Bendera besar dibentangkan di barisan depan, diiringi lagu “Tanah Airku” yang dinyanyikan bersama.
Camat Amfoang Timur, Bapak Alfred E. Tameses, turut memimpin pengarakan serta memimpin pengucapan seruan kemerdekaan, “Dirgahayu Republik Indonesia Ke-80!”, sebagai bentuk penghormatan atas perjuangan para Pahlawan Bangsa.
Kegiatan ini diawali dengan senam pagi bersama di Kantor Desa Kifu pukul 07.00 Wita.

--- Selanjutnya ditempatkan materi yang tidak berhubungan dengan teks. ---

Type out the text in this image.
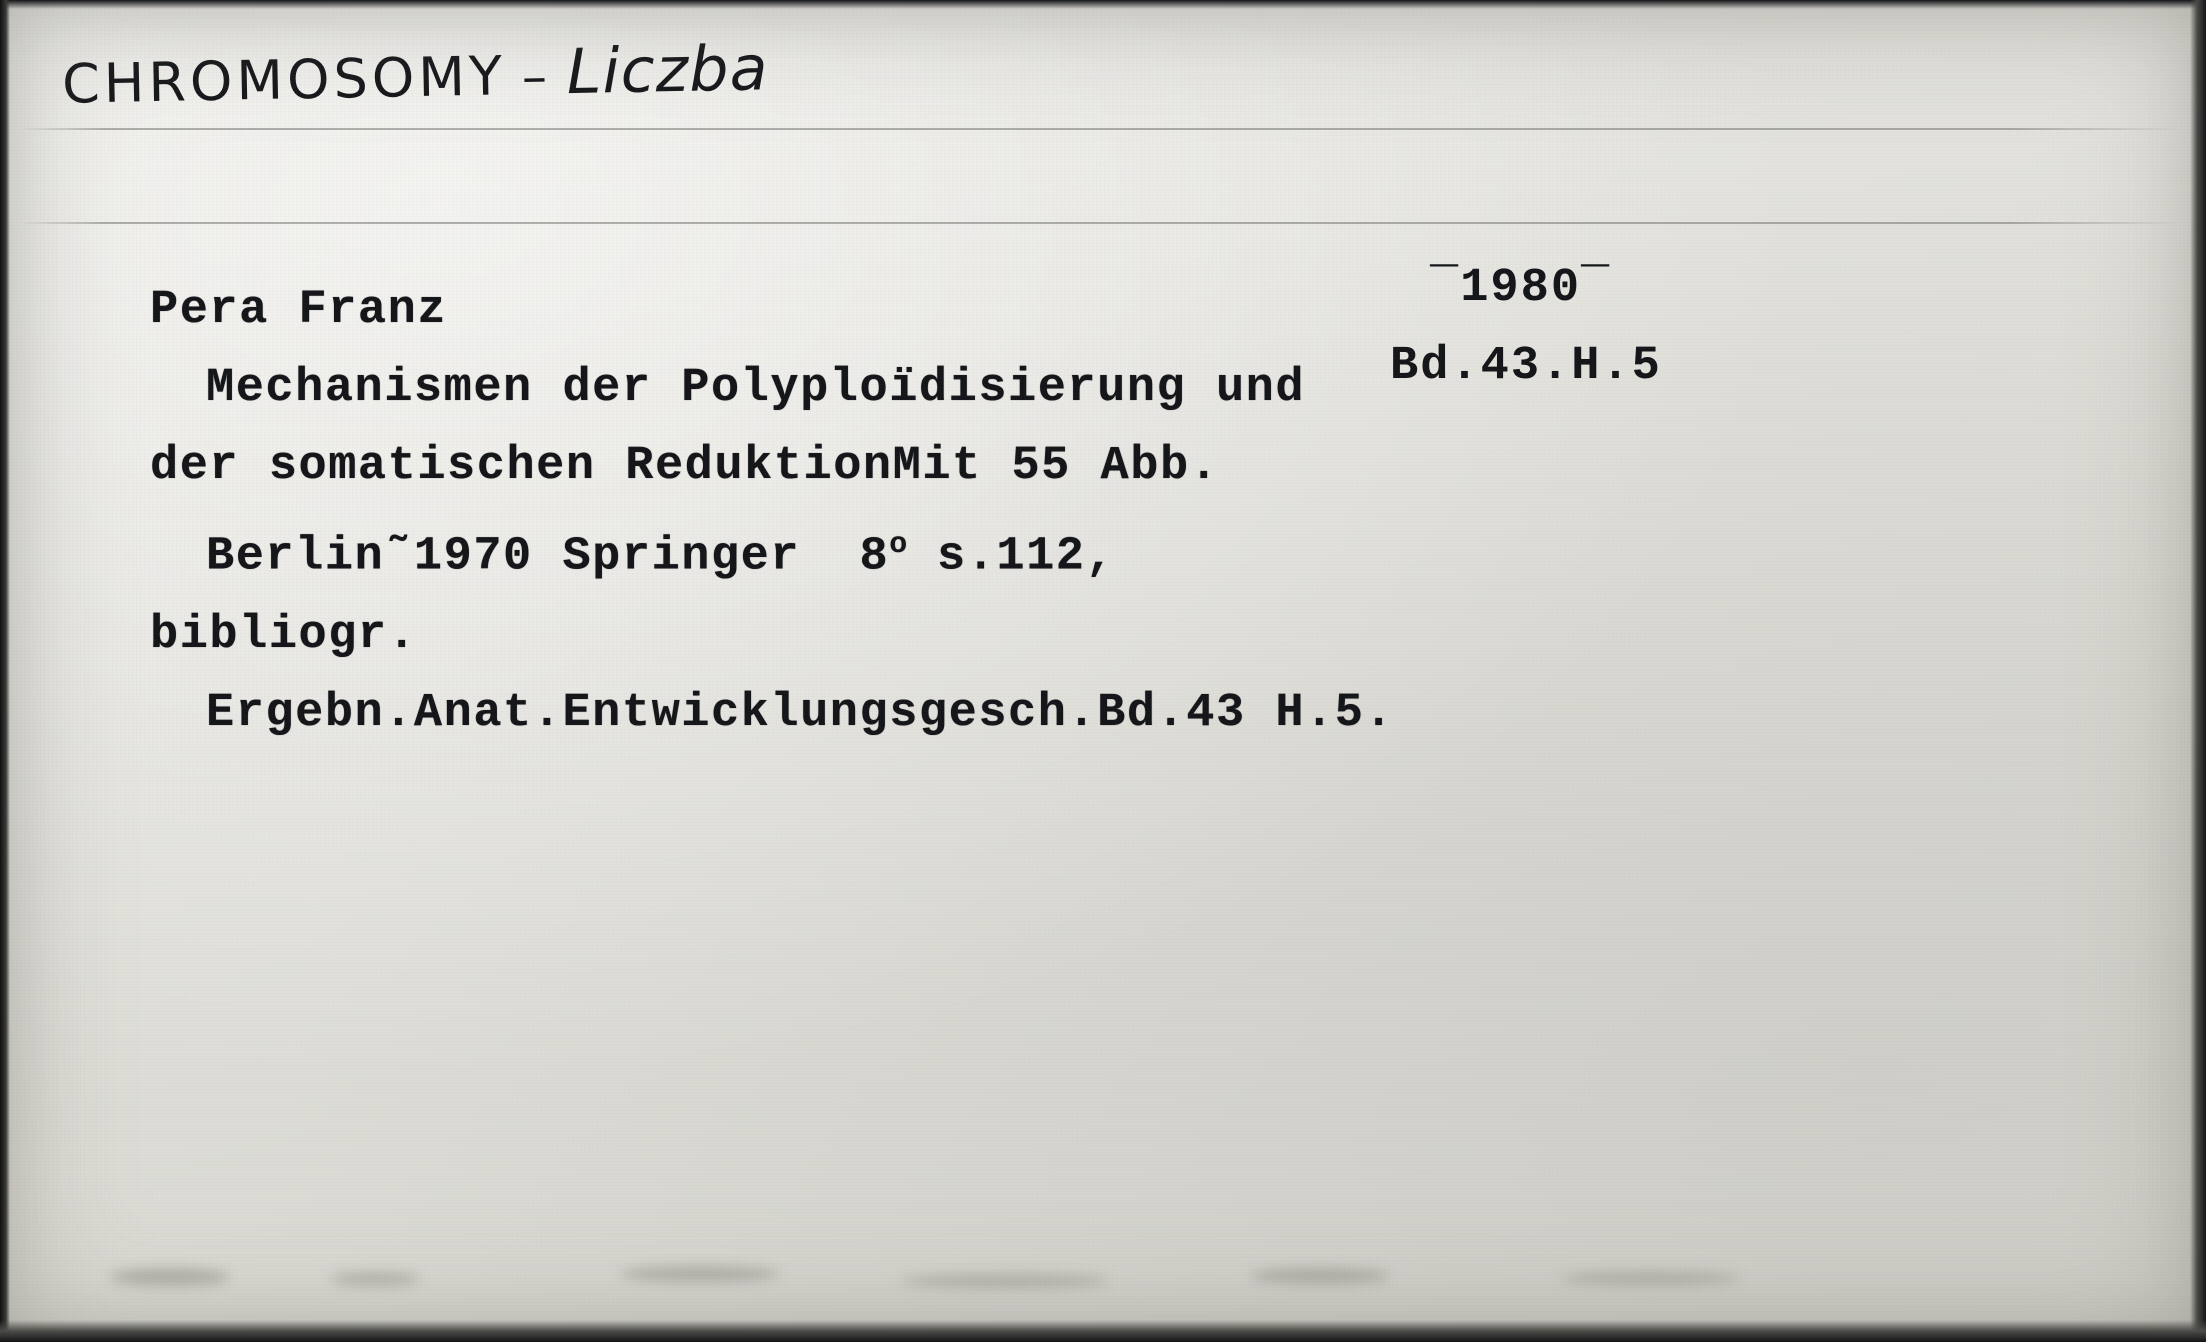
CHROMOSOMY – Liczba
‾1980‾
Bd.43.H.5
Pera Franz
Mechanismen der Polyploïdisierung und
der somatischen ReduktionMit 55 Abb.
Berlin˜1970 Springer 8$^o$ s.112,
bibliogr.
Ergebn.Anat.Entwicklungsgesch.Bd.43 H.5.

Selanjutnya, seluruh peserta berkumpul di Pos Oepoli Tengah untuk melaksanakan pengarakan bendera yang berlangsung lancar, aman dan penuh semangat Kebanggaan.

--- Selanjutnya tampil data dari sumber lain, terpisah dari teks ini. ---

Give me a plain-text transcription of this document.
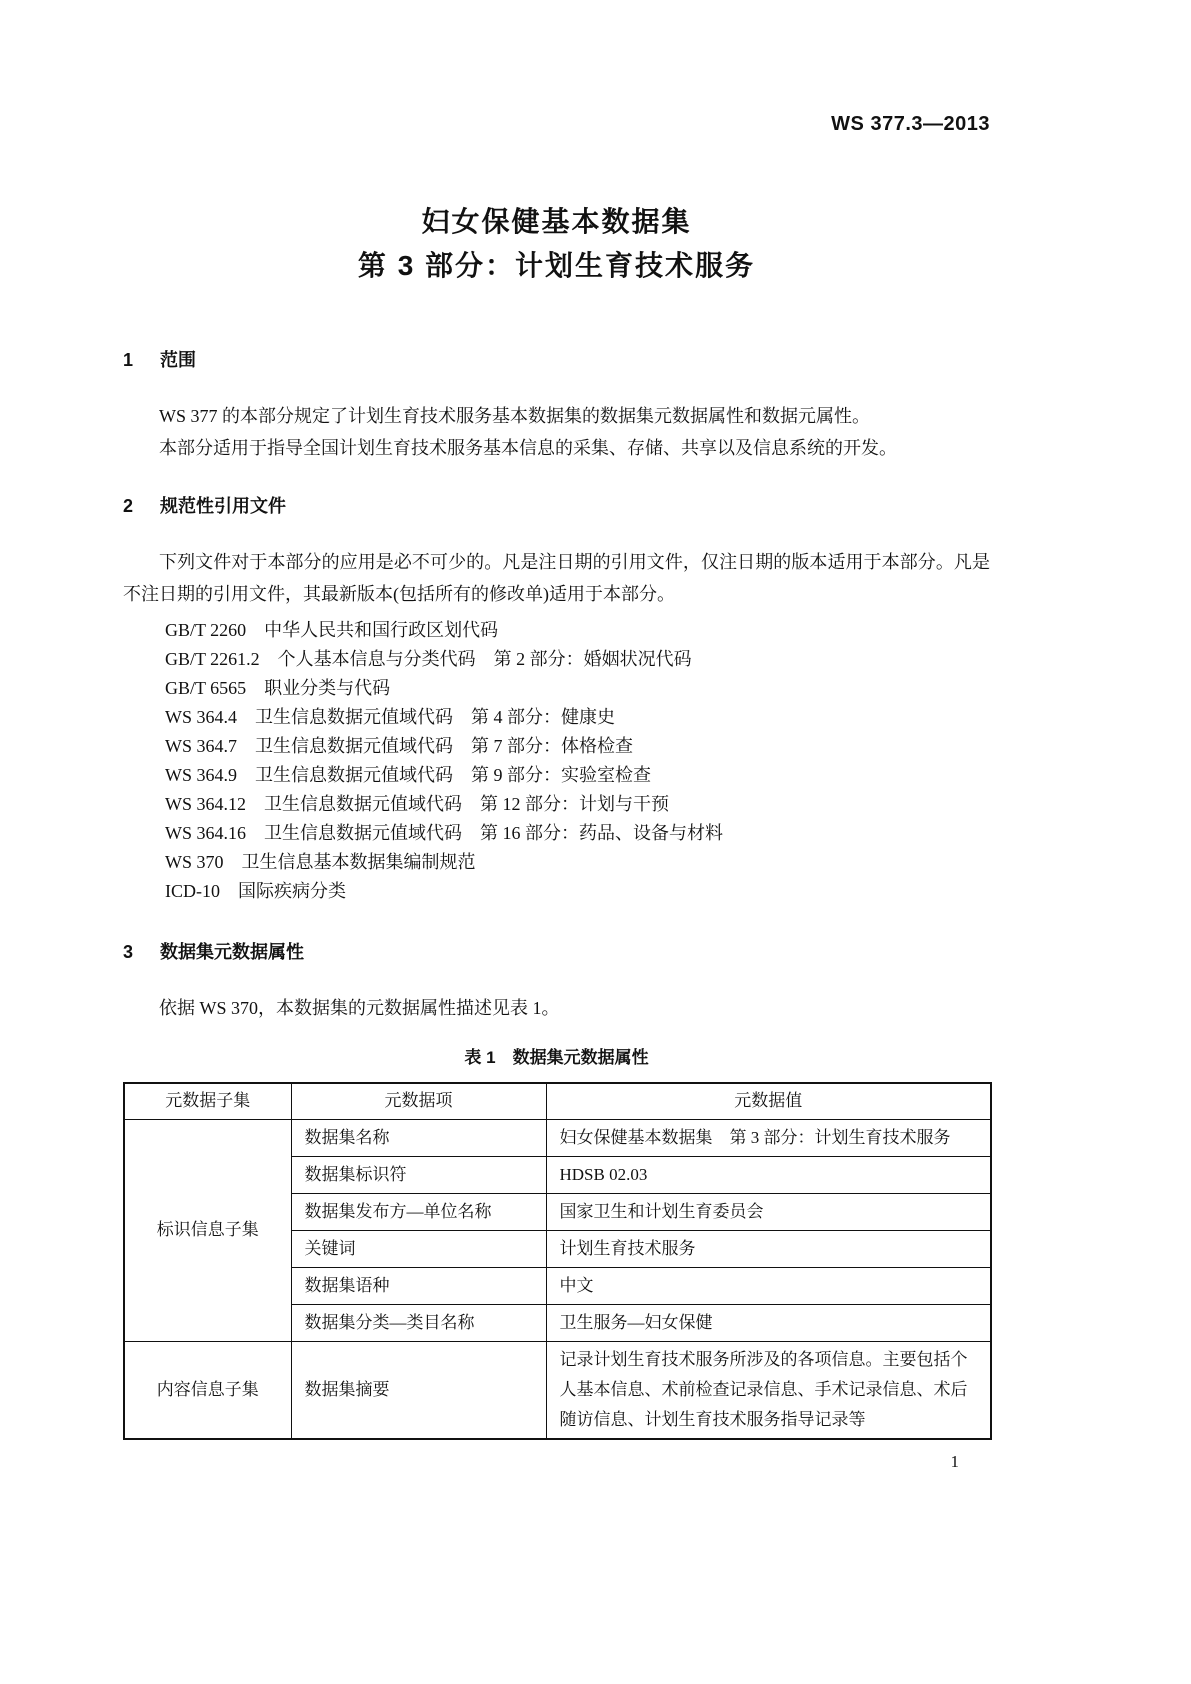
WS 377.3—2013
妇女保健基本数据集
第 3 部分：计划生育技术服务
1 范围
WS 377 的本部分规定了计划生育技术服务基本数据集的数据集元数据属性和数据元属性。
本部分适用于指导全国计划生育技术服务基本信息的采集、存储、共享以及信息系统的开发。
2 规范性引用文件
下列文件对于本部分的应用是必不可少的。凡是注日期的引用文件，仅注日期的版本适用于本部分。凡是不注日期的引用文件，其最新版本(包括所有的修改单)适用于本部分。
GB/T 2260　中华人民共和国行政区划代码
GB/T 2261.2　个人基本信息与分类代码　第 2 部分：婚姻状况代码
GB/T 6565　职业分类与代码
WS 364.4　卫生信息数据元值域代码　第 4 部分：健康史
WS 364.7　卫生信息数据元值域代码　第 7 部分：体格检查
WS 364.9　卫生信息数据元值域代码　第 9 部分：实验室检查
WS 364.12　卫生信息数据元值域代码　第 12 部分：计划与干预
WS 364.16　卫生信息数据元值域代码　第 16 部分：药品、设备与材料
WS 370　卫生信息基本数据集编制规范
ICD-10　国际疾病分类
3 数据集元数据属性
依据 WS 370，本数据集的元数据属性描述见表 1。
表 1　数据集元数据属性
元数据子集	元数据项	元数据值
标识信息子集	数据集名称	妇女保健基本数据集　第 3 部分：计划生育技术服务
	数据集标识符	HDSB 02.03
	数据集发布方—单位名称	国家卫生和计划生育委员会
	关键词	计划生育技术服务
	数据集语种	中文
	数据集分类—类目名称	卫生服务—妇女保健
内容信息子集	数据集摘要	记录计划生育技术服务所涉及的各项信息。主要包括个人基本信息、术前检查记录信息、手术记录信息、术后随访信息、计划生育技术服务指导记录等
1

Turut hadir dalam kegiatan ini Satgas Pamtas RI-RDTL yang dipimpin oleh Kapten Arh Aminudin beserta anggota Pos Oepoli Tengah, Pantai dan Sungai, Polsek Amfoang Timur yang dipimpin Ipda Thomas, Babinsa Koramil 1603-4/Nakliu Sertu Jelabing, aparatur Kecamatan dan para Kepala Desa Se-Amfoang Timur, Puskesmas Amfoang Timur, para tokoh adat dan tokoh agama, serta siswa-siswi dari SD, SMP, dan SMA Amfoang Timur yang dipimpin langsung oleh Kepala Sekolah SMA, Bapak Farid.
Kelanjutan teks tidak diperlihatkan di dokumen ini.